Para evitar la oxidación en frutas como manzanas, peras o plátanos mientras se preparan, basta con sumergirlas durante unos minutos en agua con jugo de limón. Un aspecto vital es asegurar que todas las piezas tengan un grosor similar para garantizar un secado uniforme y de calidad.
Es importante saber que no todas las frutas reaccionan igual al proceso de deshidratación. Aunque la mayoría pueden secarse, algunas, como las de pulpa firme, ofrecen mejores resultados y mantienen mejor su textura debido a su contenido de agua y azúcar. Las variedades más acuosas, en cambio, demandan mayor tiempo y un cuidado más exhaustivo.
Independientemente de la especie elegida, siempre es recomendable utilizar frutas que estén maduras pero firmes, descartando aquellas que presenten golpes, zonas blandas o cualquier signo de pudrición para asegurar la calidad del producto final.
Existen diversos métodos para deshidratar, y la elección dependerá de factores como el clima, el tiempo disponible y los recursos de cada hogar. El secado al sol sigue siendo la opción más tradicional, aunque requiere varios días consecutivos de buen tiempo, baja humedad y protección con una malla fina contra insectos y polvo.
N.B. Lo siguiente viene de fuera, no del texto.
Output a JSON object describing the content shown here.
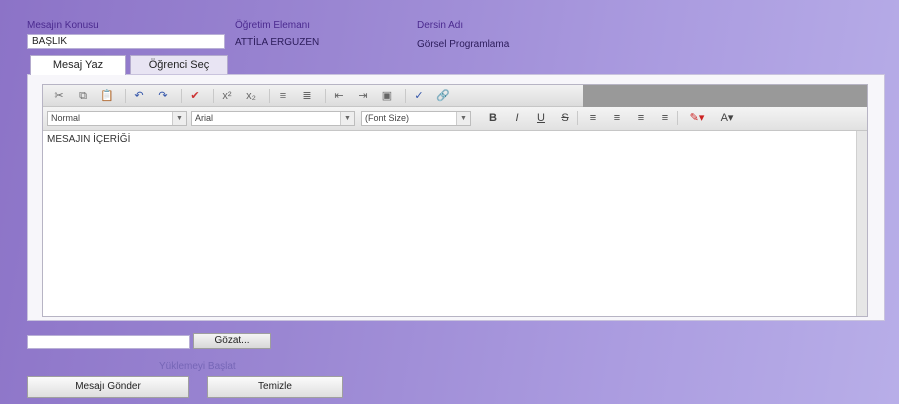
{
  "header": {
    "subject_label": "Mesajın Konusu",
    "subject_value": "BAŞLIK",
    "instructor_label": "Öğretim Elemanı",
    "instructor_value": "ATTİLA ERGUZEN",
    "course_label": "Dersin Adı",
    "course_value": "Görsel Programlama"
  },
  "tabs": [
    {
      "label": "Mesaj Yaz",
      "active": true
    },
    {
      "label": "Öğrenci Seç",
      "active": false
    }
  ],
  "editor": {
    "toolbar1": [
      {
        "icon": "cut-icon",
        "glyph": "✂"
      },
      {
        "icon": "copy-icon",
        "glyph": "⧉"
      },
      {
        "icon": "paste-icon",
        "glyph": "📋"
      },
      {
        "icon": "undo-icon",
        "glyph": "↶"
      },
      {
        "icon": "redo-icon",
        "glyph": "↷"
      },
      {
        "icon": "spellcheck-icon",
        "glyph": "✔"
      },
      {
        "icon": "superscript-icon",
        "glyph": "x²"
      },
      {
        "icon": "subscript-icon",
        "glyph": "x₂"
      },
      {
        "icon": "ordered-list-icon",
        "glyph": "≡"
      },
      {
        "icon": "unordered-list-icon",
        "glyph": "≣"
      },
      {
        "icon": "outdent-icon",
        "glyph": "⇤"
      },
      {
        "icon": "indent-icon",
        "glyph": "⇥"
      },
      {
        "icon": "image-icon",
        "glyph": "▣"
      },
      {
        "icon": "check-icon",
        "glyph": "✓"
      },
      {
        "icon": "link-icon",
        "glyph": "🔗"
      }
    ],
    "format_value": "Normal",
    "font_value": "Arial",
    "size_value": "(Font Size)",
    "toolbar2": [
      {
        "icon": "bold-icon",
        "glyph": "B"
      },
      {
        "icon": "italic-icon",
        "glyph": "I"
      },
      {
        "icon": "underline-icon",
        "glyph": "U"
      },
      {
        "icon": "strikethrough-icon",
        "glyph": "S"
      },
      {
        "icon": "align-left-icon",
        "glyph": "≡"
      },
      {
        "icon": "align-center-icon",
        "glyph": "≡"
      },
      {
        "icon": "align-right-icon",
        "glyph": "≡"
      },
      {
        "icon": "align-justify-icon",
        "glyph": "≡"
      },
      {
        "icon": "highlight-color-icon",
        "glyph": "✎▾"
      },
      {
        "icon": "font-color-icon",
        "glyph": "A▾"
      }
    ],
    "content": "MESAJIN İÇERİĞİ"
  },
  "upload": {
    "browse_label": "Gözat...",
    "start_label": "Yüklemeyi Başlat"
  },
  "actions": {
    "send_label": "Mesajı Gönder",
    "clear_label": "Temizle"
  },
  "colors": {
    "label": "#4b2a8f",
    "background_start": "#8c73c7",
    "background_end": "#b8aee8"
  }
}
El horno es una alternativa práctica que permite deshidratar frutas en cualquier época del año. Se utilizan temperaturas bajas, dejando una pequeña abertura en la puerta para permitir la salida del vapor de agua. Es una buena opción si no se cuenta con un deshidratador eléctrico, pero exige una vigilancia constante para evitar que la fruta se cocine en lugar de secarse.
Los deshidratadores eléctricos son la opción más moderna y ofrecen el secado más uniforme, gracias a su control preciso de temperatura y circulación de aire. En la mayoría de estos equipos, basta con seguir los tiempos recomendados por el fabricante según el tipo de fruta que se esté procesando.
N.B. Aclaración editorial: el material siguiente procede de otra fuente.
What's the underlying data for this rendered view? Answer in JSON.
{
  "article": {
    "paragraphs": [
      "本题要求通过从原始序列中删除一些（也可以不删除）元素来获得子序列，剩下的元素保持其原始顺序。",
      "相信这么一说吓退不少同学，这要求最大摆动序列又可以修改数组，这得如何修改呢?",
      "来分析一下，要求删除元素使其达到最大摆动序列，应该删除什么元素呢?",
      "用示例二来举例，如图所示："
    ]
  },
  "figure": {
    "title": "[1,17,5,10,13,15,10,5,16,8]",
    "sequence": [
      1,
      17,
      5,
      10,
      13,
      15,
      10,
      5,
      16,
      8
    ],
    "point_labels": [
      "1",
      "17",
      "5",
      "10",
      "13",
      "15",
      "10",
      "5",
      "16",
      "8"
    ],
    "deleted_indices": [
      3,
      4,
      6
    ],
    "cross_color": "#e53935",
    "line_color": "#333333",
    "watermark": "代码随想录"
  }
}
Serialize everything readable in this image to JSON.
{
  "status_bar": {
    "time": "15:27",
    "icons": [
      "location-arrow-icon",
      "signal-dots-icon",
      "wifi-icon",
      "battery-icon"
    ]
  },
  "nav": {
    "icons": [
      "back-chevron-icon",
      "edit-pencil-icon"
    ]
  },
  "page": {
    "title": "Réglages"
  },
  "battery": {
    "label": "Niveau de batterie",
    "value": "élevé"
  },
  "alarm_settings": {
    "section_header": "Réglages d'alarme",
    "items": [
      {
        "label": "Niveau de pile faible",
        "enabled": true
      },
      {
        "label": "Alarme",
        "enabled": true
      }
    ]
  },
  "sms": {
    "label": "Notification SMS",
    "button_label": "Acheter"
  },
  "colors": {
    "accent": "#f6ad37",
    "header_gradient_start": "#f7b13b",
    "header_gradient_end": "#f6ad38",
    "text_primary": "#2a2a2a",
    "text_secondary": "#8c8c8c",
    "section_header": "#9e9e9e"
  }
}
Una vez que las frutas están completamente secas, deben almacenarse adecuadamente para preservar su calidad. Se recomienda guardarlas en frascos de vidrio con cierre hermético, bolsas selladas al vacío o recipientes que impidan el ingreso de humedad.
Lo ideal es mantenerlas en un lugar fresco, seco y protegido de la luz directa. Es útil etiquetar cada envase con la fecha de elaboración para controlar el tiempo de almacenamiento y consumir primero las preparaciones más antiguas. Bajo buenas condiciones, muchas frutas deshidratadas pueden conservarse por varios meses sin perder sus propiedades.
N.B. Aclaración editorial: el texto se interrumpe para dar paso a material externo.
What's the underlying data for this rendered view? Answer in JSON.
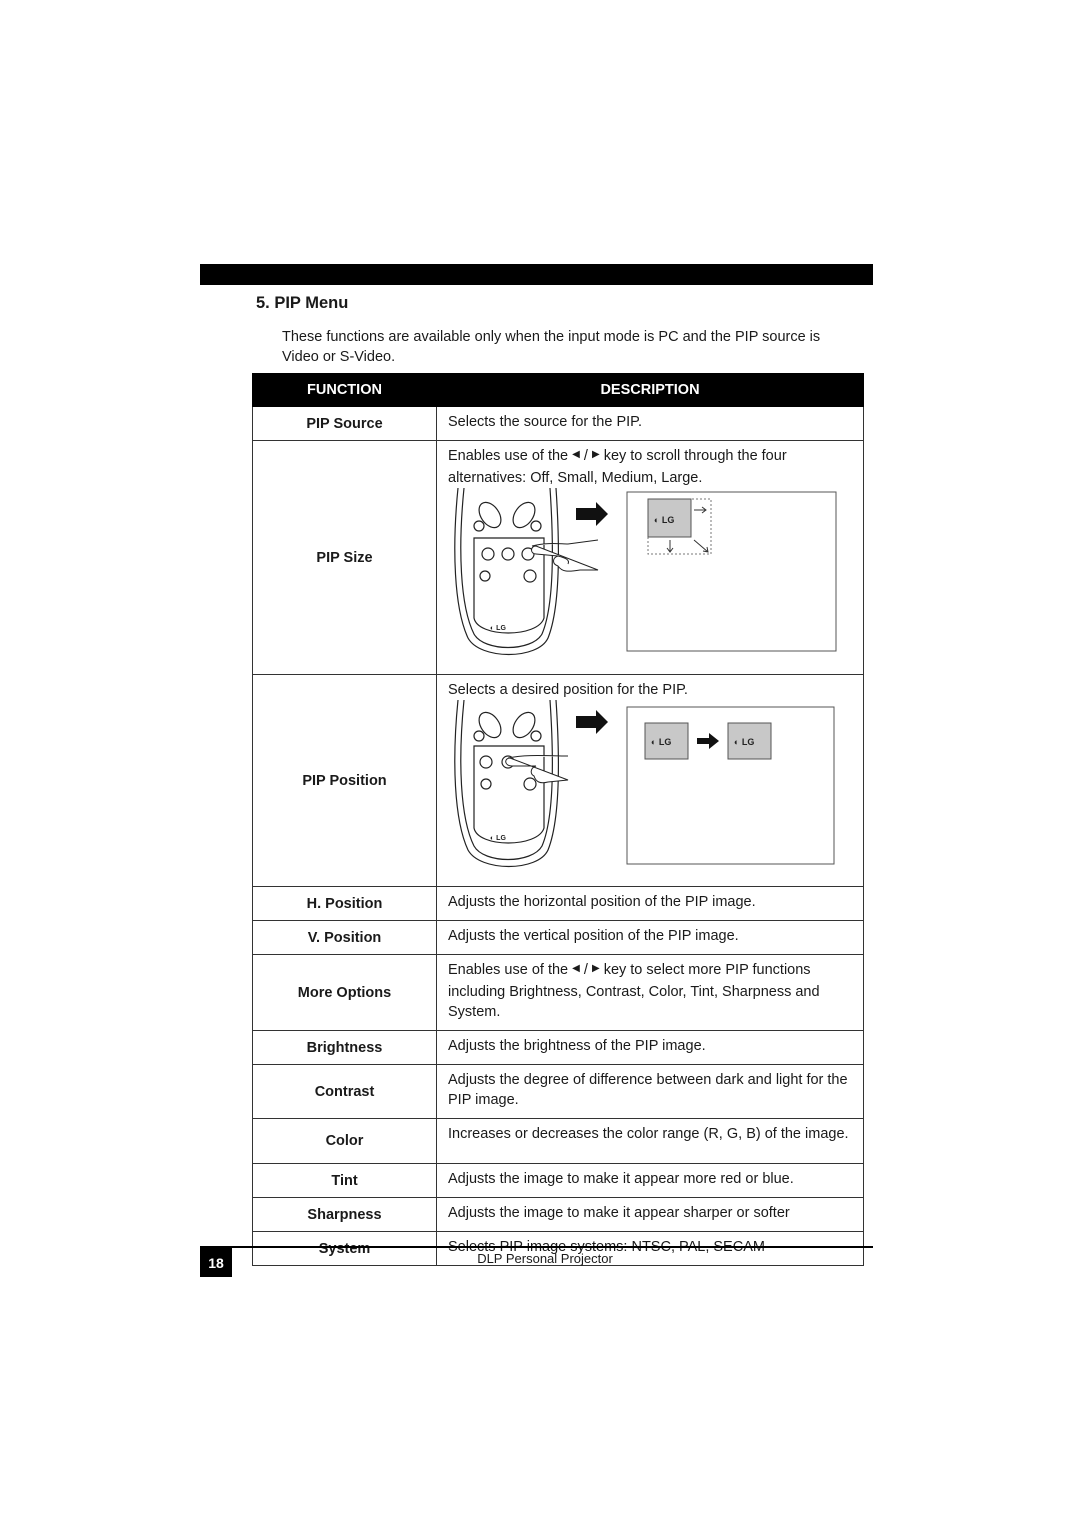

Deshidratar frutas trasciende la mera conservación de alimentos; es una forma consciente de aprovechar la abundancia de la naturaleza, reducir el desperdicio y disfrutar en invierno de sabores que, de otro modo, solo serían parte del verano o el otoño. Esta práctica es un llamado a reencontrarse con el ritmo de las estaciones y a valorar los alimentos de una manera diferente.
Así, cada bandeja de fruta que hoy se seca al sol, en el horno o en un deshidratador eléctrico no solo guarda una receta, sino que también preserva una tradición que por generaciones ha nutrido los hogares y que, en la actualidad, continúa ofreciendo múltiples beneficios.